O Estatuto da Criança e do Adolescente (ECA) completou 18 anos no dia 13 de julho com uma conquista que é, ao mesmo tempo, um imenso desafio: chegar às escolas de Ensino Fundamental de todo o País, passando a integrar de forma efetiva os conteúdos escolares ministrados a mais de 30 milhões de estudantes brasileiros. Uma lei aprovada no ano passado alterou a Lei de Diretrizes e Bases da Educação (LDB), determinando a inclusão obrigatória, no currículo do Ensino Fundamental, de conteúdos que tratem dos direitos das crianças e adolescentes, tendo o ECA como diretriz. A ideia não é criar uma nova disciplina, e sim trabalhar a questão nas disciplinas que já existem, tornando o Estatuto presente no dia-a-dia da escola.

A lei é vista como um avanço por entidades de defesa dos direitos da criança e do adolescente, pois a abordagem na educação poderá ser um instrumento determinante para tornar o Estatuto mais conhecido e mais bem compreendido pela sociedade. Fazer valer a lei, no entanto, impõe desafios que vão desde a dificuldade em mobilizar os gestores públicos para adotarem a medida em seus sistemas de ensino até a falta de conhecimento dos próprios professores sobre o ECA.

De autoria da senadora Patrícia Saboya (PDT-CE), a lei 11.525 entrou em vigor na data de sua publicação, em 25 de setembro de 2007, mas poucas escolas, cidades e estados já trabalham o tema em suas redes. Contudo, ações de abrangência nacional estão em curso para promover a mudança. O Conselho Nacional de Educação (CNE) incluirá a determinação nas diretrizes curriculares nacionais do Ensino Fundamental, que serão revisadas e atualizadas nos próximos três meses por uma comissão especial constituída pelos conselheiros. “Certamente, a abordagem dos conteúdos do ECA no Ensino Fundamental será incluída no próximo parecer do Conselho, assim como a necessidade de inserção do tema nos materiais didáticos”, garante Francisco Cordão, integrante da Câmara de Educação Básica do CNE.

No Ministério da Educação, a questão está sendo desenvolvida no Escola que Protege, programa da Secretaria de Educação Continuada, Alfabetização e Diversidade (Secad) voltado à formação de educadores para o enfrentamento, no espaço da escola, da violação dos direitos da criança e do adolescente. A atenção à lei 11.525 deverá ser um dos critérios exigidos na seleção dos projetos atendidos pelo programa. Uma resolução tratando do novo desenho do Escola que Protege está em análise no Fundo Nacional de Desenvolvimento da Educação (FNDE).

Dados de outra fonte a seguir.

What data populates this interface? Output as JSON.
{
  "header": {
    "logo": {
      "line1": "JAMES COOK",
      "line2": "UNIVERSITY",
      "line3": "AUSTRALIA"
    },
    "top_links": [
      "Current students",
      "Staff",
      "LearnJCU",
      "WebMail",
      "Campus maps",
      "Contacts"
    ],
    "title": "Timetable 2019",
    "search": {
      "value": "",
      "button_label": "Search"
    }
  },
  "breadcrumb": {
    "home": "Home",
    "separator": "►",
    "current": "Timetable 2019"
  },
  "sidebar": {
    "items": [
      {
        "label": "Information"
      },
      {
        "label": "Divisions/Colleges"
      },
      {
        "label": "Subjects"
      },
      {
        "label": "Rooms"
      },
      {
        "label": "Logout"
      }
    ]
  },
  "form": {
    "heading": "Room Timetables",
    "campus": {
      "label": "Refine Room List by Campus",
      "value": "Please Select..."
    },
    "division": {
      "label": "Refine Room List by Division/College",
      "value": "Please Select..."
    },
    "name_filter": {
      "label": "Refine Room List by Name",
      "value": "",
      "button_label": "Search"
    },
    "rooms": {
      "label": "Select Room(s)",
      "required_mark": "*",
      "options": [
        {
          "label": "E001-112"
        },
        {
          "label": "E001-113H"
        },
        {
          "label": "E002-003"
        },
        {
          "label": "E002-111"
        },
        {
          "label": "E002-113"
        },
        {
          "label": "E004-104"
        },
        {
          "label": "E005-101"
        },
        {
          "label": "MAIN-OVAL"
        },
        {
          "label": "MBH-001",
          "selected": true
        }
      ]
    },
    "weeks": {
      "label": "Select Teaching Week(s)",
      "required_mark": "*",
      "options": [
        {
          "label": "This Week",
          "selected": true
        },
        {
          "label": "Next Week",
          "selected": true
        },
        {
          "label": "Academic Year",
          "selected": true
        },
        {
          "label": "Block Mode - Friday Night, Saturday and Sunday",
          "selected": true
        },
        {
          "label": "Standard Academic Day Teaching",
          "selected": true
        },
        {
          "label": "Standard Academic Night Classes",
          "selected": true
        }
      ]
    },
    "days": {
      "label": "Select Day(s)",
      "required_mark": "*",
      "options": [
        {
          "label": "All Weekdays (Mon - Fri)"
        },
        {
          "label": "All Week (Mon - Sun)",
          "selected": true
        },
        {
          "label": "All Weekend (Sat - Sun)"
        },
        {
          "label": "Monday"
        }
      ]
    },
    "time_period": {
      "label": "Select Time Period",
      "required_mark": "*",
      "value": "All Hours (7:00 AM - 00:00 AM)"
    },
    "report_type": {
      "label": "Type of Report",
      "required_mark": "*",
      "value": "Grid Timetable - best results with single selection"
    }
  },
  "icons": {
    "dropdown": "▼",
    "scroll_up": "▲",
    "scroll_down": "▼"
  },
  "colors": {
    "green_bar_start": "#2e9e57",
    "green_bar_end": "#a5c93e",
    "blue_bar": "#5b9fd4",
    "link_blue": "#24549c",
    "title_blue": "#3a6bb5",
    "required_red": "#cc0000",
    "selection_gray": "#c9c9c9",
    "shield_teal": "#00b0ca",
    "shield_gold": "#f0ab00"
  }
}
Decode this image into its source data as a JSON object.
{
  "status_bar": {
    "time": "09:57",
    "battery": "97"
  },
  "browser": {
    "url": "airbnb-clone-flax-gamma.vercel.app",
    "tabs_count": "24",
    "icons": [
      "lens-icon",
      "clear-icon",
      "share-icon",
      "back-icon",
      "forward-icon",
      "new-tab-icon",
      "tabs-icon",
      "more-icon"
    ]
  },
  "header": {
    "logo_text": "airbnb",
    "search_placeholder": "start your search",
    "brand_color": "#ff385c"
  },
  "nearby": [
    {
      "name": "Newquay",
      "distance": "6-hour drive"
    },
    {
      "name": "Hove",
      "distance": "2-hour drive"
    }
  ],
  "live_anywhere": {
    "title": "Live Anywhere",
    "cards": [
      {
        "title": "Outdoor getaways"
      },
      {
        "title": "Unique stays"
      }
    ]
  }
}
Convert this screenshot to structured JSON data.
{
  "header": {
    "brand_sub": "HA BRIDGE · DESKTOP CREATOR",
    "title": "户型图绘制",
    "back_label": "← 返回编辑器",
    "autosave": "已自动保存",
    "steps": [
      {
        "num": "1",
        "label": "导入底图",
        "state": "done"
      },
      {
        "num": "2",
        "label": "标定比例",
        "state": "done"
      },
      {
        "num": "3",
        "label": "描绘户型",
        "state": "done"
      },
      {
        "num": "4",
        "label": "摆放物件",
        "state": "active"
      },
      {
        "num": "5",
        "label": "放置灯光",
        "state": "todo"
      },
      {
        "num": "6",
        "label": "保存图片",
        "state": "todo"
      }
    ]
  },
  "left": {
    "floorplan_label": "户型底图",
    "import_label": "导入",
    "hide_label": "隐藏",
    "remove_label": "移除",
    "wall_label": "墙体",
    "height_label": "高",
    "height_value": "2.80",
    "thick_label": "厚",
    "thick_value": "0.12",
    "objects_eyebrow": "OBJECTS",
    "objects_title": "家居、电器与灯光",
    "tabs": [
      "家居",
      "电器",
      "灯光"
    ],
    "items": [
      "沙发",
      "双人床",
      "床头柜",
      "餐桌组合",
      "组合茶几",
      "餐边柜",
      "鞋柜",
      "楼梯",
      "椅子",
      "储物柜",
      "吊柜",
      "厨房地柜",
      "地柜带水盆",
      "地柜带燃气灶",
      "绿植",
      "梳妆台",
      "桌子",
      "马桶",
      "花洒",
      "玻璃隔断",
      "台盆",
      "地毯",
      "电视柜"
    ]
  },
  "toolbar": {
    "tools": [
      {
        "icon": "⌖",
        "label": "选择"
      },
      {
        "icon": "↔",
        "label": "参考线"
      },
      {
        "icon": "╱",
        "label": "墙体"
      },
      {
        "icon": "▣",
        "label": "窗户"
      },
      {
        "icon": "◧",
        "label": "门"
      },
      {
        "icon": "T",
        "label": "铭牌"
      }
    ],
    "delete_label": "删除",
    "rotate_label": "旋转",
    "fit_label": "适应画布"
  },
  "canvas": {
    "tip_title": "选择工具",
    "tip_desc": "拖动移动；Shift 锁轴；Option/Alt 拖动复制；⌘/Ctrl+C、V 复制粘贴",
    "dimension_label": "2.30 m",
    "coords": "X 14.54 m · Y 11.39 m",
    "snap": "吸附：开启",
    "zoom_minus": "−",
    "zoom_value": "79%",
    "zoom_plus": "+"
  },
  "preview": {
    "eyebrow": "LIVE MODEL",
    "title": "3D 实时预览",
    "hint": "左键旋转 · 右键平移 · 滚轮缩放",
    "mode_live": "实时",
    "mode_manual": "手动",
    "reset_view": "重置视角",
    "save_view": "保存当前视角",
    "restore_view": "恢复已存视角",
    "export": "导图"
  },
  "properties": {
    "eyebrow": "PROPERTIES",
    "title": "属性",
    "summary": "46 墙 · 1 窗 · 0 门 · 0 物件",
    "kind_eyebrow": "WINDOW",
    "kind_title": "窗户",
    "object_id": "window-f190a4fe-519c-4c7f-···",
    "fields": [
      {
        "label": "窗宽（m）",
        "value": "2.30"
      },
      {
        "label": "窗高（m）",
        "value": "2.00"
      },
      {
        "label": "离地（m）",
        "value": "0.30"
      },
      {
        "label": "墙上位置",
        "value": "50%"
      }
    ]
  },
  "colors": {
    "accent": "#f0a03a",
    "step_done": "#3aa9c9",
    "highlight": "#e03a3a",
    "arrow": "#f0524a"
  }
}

Outras estratégias estão sendo planejadas em conjunto com a Subsecretaria de Promoção dos Direitos da Criança e do Adolescente, da Secretaria Especial de Direitos Humanos (SEDH), e o Conselho Nacional de Defesa dos Direitos da Criança e Adolescente (Conanda). “Temos pautado o assunto em todas as ações que realizamos junto aos sistemas estaduais e municipais de educação, para informá-los de sua responsabilidade nesta lei. O CNE vai regulamentar e orientar as escolas com seus pareceres, mas os Estados e os municípios, que têm a responsabilidade sobre o Ensino Fundamental, já podem formular seus conteúdos, incluindo os direitos da criança e do adolescente de forma interdisciplinar”, afirma Rosiléa Wille, coordenadora-geral de Direitos Humanos da Secad.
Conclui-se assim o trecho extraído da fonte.